プラスミド DNA の細胞特異的な核への移入
ncbi.nlm.nih.gov 1999/6
Cell-specific nuclear import of plasmid DNA
概要
非ウイルス遺伝子治療ベクターの成功を制限する要因の 1つは、遺伝子を目的の細胞型に特異的に標的にすることが相対的にできないことだ。
この制限に対処するために、我々は、特異性がプラスミド DNA の核内移行レベルにある細胞特異的ベクターの開発を開始した。
我々は最近、プラスミド DNA の核内移行は配列特異的な現象であり、多くの一般的な転写因子に結合することが知られている領域である SV40 エンハンサーを必要とすることを示した。
これらの研究から、我々は、転写因子が細胞質内の DNA に結合して、タンパク質輸入機構を使用して核に入ることができるタンパク質 – DNA 複合体を生成するモデルを開発した。
私たちのモデルは、固有の細胞型で発現する転写因子の結合部位を含む DNA エレメントを使用することで、細胞特異的な方法で核を標的とするプラスミドを作成できるはずであると予測している。
発現が平滑筋細胞に限定されている平滑筋ガンマ アクチン (SMGA) 遺伝子のプロモーターを使用して、平滑筋細胞で選択的に発現する一連のレポータープラスミドを作成した。
さらに、細胞質に注入すると、SMGA プロモーターの一部を含むプラスミドは平滑筋細胞の核に局在するが、線維芽細胞や CV1 細胞では細胞質に残る。
対照的に、SV40 エンハンサーを含む同様のプラスミドは、試験したすべての細胞タイプの核に輸送される。
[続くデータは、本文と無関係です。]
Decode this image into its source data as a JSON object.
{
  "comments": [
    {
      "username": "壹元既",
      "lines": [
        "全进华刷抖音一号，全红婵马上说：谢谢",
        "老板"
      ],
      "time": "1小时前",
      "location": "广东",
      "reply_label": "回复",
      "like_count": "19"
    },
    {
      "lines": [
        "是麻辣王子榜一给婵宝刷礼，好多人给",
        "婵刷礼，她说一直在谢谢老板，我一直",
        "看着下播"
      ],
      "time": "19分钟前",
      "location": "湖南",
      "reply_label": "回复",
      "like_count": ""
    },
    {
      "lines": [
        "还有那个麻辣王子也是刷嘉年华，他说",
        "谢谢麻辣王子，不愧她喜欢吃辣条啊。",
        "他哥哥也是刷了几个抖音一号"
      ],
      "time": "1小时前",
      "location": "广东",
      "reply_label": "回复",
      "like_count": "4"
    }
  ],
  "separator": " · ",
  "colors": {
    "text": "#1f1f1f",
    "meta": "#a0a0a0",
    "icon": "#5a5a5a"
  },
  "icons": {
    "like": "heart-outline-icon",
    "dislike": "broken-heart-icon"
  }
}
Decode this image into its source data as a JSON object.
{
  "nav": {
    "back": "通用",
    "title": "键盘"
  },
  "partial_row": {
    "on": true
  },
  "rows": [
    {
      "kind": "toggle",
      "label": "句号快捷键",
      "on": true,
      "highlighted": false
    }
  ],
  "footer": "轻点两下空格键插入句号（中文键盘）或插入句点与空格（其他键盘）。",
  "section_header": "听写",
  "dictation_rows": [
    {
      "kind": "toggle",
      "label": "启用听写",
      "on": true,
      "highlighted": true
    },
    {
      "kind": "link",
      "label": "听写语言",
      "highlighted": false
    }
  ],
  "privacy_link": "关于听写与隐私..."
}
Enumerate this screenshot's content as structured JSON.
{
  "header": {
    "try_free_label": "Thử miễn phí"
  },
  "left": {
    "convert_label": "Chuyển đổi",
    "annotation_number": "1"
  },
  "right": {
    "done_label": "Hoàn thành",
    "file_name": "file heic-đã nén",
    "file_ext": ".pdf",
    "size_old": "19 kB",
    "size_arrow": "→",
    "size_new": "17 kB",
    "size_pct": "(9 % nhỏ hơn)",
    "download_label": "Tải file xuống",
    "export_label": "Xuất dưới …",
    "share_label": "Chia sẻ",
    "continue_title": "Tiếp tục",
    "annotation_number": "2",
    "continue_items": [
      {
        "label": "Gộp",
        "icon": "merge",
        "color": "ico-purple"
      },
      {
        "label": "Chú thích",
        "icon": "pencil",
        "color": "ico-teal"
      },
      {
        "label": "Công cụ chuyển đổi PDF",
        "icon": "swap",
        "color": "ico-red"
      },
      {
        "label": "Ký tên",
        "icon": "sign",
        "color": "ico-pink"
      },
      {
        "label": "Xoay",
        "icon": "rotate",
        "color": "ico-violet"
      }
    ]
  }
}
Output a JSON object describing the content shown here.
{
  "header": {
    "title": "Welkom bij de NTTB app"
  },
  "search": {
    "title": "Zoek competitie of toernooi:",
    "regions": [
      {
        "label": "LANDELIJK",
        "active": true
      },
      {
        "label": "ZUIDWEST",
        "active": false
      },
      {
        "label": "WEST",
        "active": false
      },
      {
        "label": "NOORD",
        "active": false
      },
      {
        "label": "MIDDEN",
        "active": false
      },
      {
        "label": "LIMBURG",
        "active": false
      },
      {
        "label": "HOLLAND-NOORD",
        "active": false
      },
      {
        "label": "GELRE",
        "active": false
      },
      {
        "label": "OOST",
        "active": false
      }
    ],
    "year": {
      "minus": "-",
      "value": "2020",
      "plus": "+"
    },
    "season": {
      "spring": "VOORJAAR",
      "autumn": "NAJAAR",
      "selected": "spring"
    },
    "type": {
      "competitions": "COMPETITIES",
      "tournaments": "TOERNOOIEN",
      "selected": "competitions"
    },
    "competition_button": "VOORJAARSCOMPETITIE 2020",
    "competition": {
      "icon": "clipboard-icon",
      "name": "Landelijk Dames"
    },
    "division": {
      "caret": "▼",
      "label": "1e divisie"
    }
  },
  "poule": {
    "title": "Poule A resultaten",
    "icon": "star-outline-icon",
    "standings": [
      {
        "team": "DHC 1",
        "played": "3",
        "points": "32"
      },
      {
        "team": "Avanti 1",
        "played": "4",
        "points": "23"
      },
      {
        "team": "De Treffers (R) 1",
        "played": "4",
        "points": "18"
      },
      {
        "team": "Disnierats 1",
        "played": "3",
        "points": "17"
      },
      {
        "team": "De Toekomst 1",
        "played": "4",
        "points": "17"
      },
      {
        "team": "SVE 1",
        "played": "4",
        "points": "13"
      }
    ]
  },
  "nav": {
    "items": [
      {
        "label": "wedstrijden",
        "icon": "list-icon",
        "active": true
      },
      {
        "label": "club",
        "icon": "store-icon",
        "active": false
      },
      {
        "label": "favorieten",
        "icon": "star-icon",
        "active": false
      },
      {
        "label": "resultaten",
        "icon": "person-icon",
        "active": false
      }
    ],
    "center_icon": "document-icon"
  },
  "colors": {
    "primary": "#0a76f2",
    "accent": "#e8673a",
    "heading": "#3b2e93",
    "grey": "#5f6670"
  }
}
SMGAプロモーターを含むプラスミドの核への移入は、平滑筋特異的転写因子 SRF が安定にトランスフェクトされた CV1 細胞で発現された場合に達成でき、プラスミドの核への移入に関する我々のモデルを裏付けた。
最後に、これらの核標的配列は、核内移行活性と同様に、リポソームおよびポリカチオンをトランスフェクトした非分裂細胞における遺伝子発現の増加を細胞特異的に促進することもできた。
これらの結果は、任意の所望の細胞型に対する細胞特異的非ウイルスベクターの開発原理の証明を提供する。